Same here, my narc smokes a joint, gets all mellow, then charms the hell outta his trolls and monkeys while HE hides HIS secrets by lying like a rug!
My mother went to great lengths to have all these little jean jackets and new tidy garb to wear and people thought that was indicative of some kind of lady like behavior Which she was demure unless she was left alone with the woman's husband. Then she humped him like a piece of furniture.
Wow, I can see all the mistakes I made telling my mother the truth, for it was always used against me, and I remember as a small child being confused about this. In school teachers teach you one thing, and at home it screwed me over. I couldn't relate to what I was being taught by my teachers, and even there I felt totally wrong. I like the morality I was taught at school, not by my peers but by the teachers. Just at home I couldn't use them.It was a very confusing time. What resulted from all that was that I used to tell the truth, and see it used against me, but believe this was the way it was. This made me such a target in life, expecting the best from the other person but always getting the worst, but accepting it anyway.And that was never taught in school, what to expect from the other person, so I just accepted the crap. So when I took the relationship course and she helped me see more. We are not to blame someone, but to go in and feel what the other person needs to see from us, and this makes us in tune to what he is saying, what he is doing, and what his intentions are. I knew I was never going to get another punch in the face again.

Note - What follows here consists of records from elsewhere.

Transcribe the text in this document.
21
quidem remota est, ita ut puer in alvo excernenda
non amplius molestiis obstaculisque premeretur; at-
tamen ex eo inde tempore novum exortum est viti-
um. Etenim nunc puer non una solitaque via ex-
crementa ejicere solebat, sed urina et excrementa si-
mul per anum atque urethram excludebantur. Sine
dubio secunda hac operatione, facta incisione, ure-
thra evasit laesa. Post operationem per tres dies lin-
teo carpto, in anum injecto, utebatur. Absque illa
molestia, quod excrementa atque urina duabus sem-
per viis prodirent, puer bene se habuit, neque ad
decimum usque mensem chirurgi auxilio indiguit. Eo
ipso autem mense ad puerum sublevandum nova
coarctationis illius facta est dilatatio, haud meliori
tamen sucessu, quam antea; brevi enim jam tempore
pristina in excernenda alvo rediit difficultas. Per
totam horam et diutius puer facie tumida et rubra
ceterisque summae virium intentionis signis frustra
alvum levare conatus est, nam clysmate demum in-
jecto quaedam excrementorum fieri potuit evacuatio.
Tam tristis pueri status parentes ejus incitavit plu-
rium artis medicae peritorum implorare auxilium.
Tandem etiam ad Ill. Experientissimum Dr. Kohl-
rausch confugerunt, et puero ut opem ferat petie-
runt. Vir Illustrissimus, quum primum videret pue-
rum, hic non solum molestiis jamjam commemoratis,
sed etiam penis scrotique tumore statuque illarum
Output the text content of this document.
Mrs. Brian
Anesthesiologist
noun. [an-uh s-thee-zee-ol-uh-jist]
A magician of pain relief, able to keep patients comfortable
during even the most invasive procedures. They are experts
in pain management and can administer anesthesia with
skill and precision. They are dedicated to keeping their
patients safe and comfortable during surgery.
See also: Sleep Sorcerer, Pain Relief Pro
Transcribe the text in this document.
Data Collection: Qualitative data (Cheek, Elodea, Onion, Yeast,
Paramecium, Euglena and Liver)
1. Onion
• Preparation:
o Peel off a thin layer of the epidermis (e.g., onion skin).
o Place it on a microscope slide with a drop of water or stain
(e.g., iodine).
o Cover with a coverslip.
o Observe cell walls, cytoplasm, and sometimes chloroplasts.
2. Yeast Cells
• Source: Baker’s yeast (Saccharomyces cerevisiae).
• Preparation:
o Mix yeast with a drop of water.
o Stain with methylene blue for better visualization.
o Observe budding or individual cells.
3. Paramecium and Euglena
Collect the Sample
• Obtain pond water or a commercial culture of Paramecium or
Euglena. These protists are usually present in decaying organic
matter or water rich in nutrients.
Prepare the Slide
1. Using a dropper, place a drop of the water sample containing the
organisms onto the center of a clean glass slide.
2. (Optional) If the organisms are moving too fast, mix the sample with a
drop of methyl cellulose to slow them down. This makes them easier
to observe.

This morning I woke up half horrified of my ex wife reading this blog. Not because I am afraid of her but I wouldn't want to deal with that mouth ever again. That's the main reason I tip toed around my mother. If you get that mouth going it never stops. She ripped me off coming and going yet it is I that worries about her. It reminds me of a joke I heard. A husband comes home to watch a football game and he sits down and asks his wife to bring him a beer before it starts and she gets him a beer and he drinks it. So he asks her to bring him another before it starts. So she goes to the ice box and brings him another beer and when he drinks that one he asks for another one. So she starts saying to him that he shouldn't drink so much all the time and she is not his waiter and how if he got up and got his own beer maybe he wouldn't drink so much so he grimaces and says "it started".